Every county and situation has its own flavor, so a serious collector still checks current Texas knife law, local rules, and any posted policies. But if you’re looking for an out-the-front knife that feels at home from Amarillo to Austin without begging for the wrong sort of attention, this compact format earns its keep.
Collector Value – Why This OTF Belongs in a Texas Drawer
Where It Fits in a Serious Collection
Most Texas collectors already own at least one classic switchblade pattern and a couple of side-opening automatic knives. What they’re often missing is a straightforward, work-ready OTF knife that isn’t oversized, overdesigned, or overbranded. The Metro Statute fills that role: a small, legal-conscious out-the-front piece that shows how the mechanism can be practical, not just theatrical.
It’s the kind of knife you use without worrying about wearing it out. Matte black zinc alloy scales and a simple spear point blade make it a perfect candidate for daily carry testing, field sharpening, and long-term mechanism evaluation. For a collector who enjoys comparing lockup, deployment speed, and track stability across different automatic knives, this compact single-action OTF becomes a benchmark you can actually afford to beat up.
Because it’s single-action, you also get to feel the difference between this and the more complex dual-action OTF designs. The spring throws the blade; your hand brings it home. That contrast is exactly the kind of real-world experience Texas collectors trade stories about around the grill or in the shop.
What Texas Buyers Ask About This OTF Knife
Is this OTF knife the same thing as a switchblade?
Mechanically, no. This is a single-action out-the-front knife driven by a front switch. A traditional switchblade usually means a side-opening automatic knife where the blade swings out from the side on a pivot. Both are automatic in the sense that a spring sends the blade out, but the Metro Statute runs on rails, not a hinge. In plain terms: if you want to feel the difference between an OTF knife and a classic switchblade, this is a clean place to start.
Is a compact automatic or OTF knife like this legal to carry in Texas?
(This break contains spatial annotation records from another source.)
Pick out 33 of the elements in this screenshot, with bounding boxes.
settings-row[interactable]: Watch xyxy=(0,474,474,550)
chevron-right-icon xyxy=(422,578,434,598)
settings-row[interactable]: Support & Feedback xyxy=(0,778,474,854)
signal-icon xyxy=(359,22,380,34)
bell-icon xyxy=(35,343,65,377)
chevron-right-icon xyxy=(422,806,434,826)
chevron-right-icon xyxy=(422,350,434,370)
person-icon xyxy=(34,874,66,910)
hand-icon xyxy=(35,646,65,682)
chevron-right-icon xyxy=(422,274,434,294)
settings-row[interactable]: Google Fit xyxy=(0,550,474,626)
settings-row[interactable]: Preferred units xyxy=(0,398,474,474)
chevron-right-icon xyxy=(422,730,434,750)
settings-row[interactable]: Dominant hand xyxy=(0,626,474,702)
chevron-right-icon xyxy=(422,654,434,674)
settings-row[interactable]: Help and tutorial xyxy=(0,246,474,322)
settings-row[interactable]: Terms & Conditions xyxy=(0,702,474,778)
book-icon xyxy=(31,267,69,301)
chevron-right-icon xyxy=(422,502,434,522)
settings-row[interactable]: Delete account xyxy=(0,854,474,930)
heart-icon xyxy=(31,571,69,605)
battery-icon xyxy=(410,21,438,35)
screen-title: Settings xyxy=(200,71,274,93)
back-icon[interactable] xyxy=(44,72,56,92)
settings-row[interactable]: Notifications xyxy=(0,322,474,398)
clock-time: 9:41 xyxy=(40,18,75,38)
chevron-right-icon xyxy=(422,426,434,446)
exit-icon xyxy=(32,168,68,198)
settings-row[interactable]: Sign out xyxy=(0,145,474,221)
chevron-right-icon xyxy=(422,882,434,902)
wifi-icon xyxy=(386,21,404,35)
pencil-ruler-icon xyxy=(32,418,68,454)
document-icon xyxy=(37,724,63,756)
Texas has broadly legalized automatic knives and what were once lumped in as switchblades, and blade-length limits are far more relaxed than they used to be. A compact 2-inch OTF knife like this generally sits well inside what most Texans consider reasonable everyday carry. That said, some locations—schools, certain government buildings, private businesses—can set their own rules. Check current Texas statutes and any posted policies where you live and work. This knife is built to ride easy in Texas, but only you can decide where you carry it.
Why choose this compact OTF over a side-opening automatic?
If you already own side-opening automatic knives, this gives you a different kind of control. The blade moves in line with the handle instead of swinging out, which many collectors find safer and more predictable in tight spaces. The short spear point makes it a clean utility cutter instead of a pocket sword, and the single-action mechanism keeps things simple. For a Texas buyer wanting to understand the full spread—assisted opener, automatic knife, out-the-front, and traditional switchblade—this Metro Statute is the everyday OTF you actually carry, not just talk about.
In the end, the Metro Statute Compact OTF Blade – Midnight Black is for the Texan who already speaks the language. You know what an automatic knife is, you know how a classic switchblade feels, and you’re ready to add an honest, compact OTF knife that can work as hard as it teaches. It disappears in the pocket, holds its own in the hand, and fits the way Texans actually live with their blades—quiet, capable, and chosen on purpose.